一个年过花甲的老人走上前,拜道:“启禀皇上,草民姓程名风,是西南叙州的雕刻。一年前,运送使命草民雕刻太庙所用的楠木,我府中弟子,上下三十人,用期将近一年,直到三月前,才雕刻完成。而在交接楠木之日,本以为是财货两清之事,却不想迎来一场血光之灾。
草民府上下子弟皆是平民子弟,走投无路到了草民府上,跟着草民学习木雕工艺,只为了赚取一些银钱,换口饭吃。雕刻完金丝楠木之后,他们正等着这一年的工钱,拿会去养育家庭,却不想换来的是刀剑无情。

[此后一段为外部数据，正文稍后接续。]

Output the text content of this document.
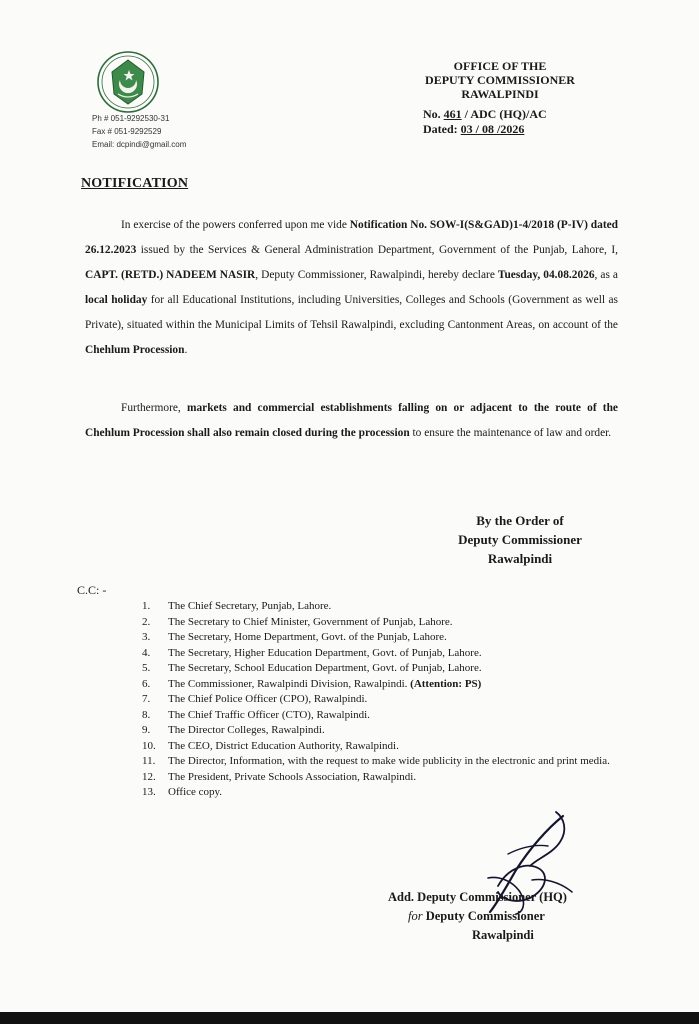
Ph # 051-9292530-31
Fax # 051-9292529
Email: dcpindi@gmail.com
OFFICE OF THE
DEPUTY COMMISSIONER
RAWALPINDI
No. 461 / ADC (HQ)/AC
Dated: 03 / 08 /2026
NOTIFICATION
In exercise of the powers conferred upon me vide Notification No. SOW-I(S&GAD)1-4/2018 (P-IV) dated 26.12.2023 issued by the Services & General Administration Department, Government of the Punjab, Lahore, I, CAPT. (RETD.) NADEEM NASIR, Deputy Commissioner, Rawalpindi, hereby declare Tuesday, 04.08.2026, as a local holiday for all Educational Institutions, including Universities, Colleges and Schools (Government as well as Private), situated within the Municipal Limits of Tehsil Rawalpindi, excluding Cantonment Areas, on account of the Chehlum Procession.
Furthermore, markets and commercial establishments falling on or adjacent to the route of the Chehlum Procession shall also remain closed during the procession to ensure the maintenance of law and order.
By the Order of
Deputy Commissioner
Rawalpindi
C.C: -
1.	The Chief Secretary, Punjab, Lahore.
2.	The Secretary to Chief Minister, Government of Punjab, Lahore.
3.	The Secretary, Home Department, Govt. of the Punjab, Lahore.
4.	The Secretary, Higher Education Department, Govt. of Punjab, Lahore.
5.	The Secretary, School Education Department, Govt. of Punjab, Lahore.
6.	The Commissioner, Rawalpindi Division, Rawalpindi. (Attention: PS)
7.	The Chief Police Officer (CPO), Rawalpindi.
8.	The Chief Traffic Officer (CTO), Rawalpindi.
9.	The Director Colleges, Rawalpindi.
10.	The CEO, District Education Authority, Rawalpindi.
11.	The Director, Information, with the request to make wide publicity in the electronic and print media.
12.	The President, Private Schools Association, Rawalpindi.
13.	Office copy.
Add. Deputy Commissioner (HQ)
for Deputy Commissioner
Rawalpindi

那日运送使带人来斩杀我等,我和几个弟子遁入地道,幸得逃脱。苦藏三十日,幸得一群江湖豪杰相助,才将草民等护送到京城,到了陛下跟前告御状。恳请陛下,为草民死去的弟子伸冤!”
“好啊!竟敢如此胆大妄为!”皇上显然发怒了,他拍案而起,命令道:“来人!去把金丝楠木的运送使提来审问!”
皇城司的人领命而去。
这时,监察御史卫贞出言问老者道:“程雕刻说是府中三十人弟子用了一年的时间,直到三月前,才雕刻完金丝楠木,那就是四月中旬,可是太庙在今年三月之时就已修建完毕,皇宫其他地方也未曾大量运用金丝楠木。”
礼部尚书邹全道:“卫大人还不明白吗?金丝楠木的运送是工部派出去的人,工部借用金丝楠木贪污,而后户部将账目算在礼部头上。
工部和户部,一个负责收钱,一个负责给钱,将国库当成自己的银库,将一国财产玩弄于股掌之中!”
工部尚书李明杰站出来,他的面色凝重,显然是对邹全方才的议论,十分反感,他驳道:“邹大人说话是否太过轻巧?你找来一个老翁带着一群肖小之徒,就想将礼部亏空的脏水往工部身上泼,是否也太过儿戏?!
我知道你与户部尚书素来不和,但你不能为了个人恩怨,来朝堂上随意诋毁我等!”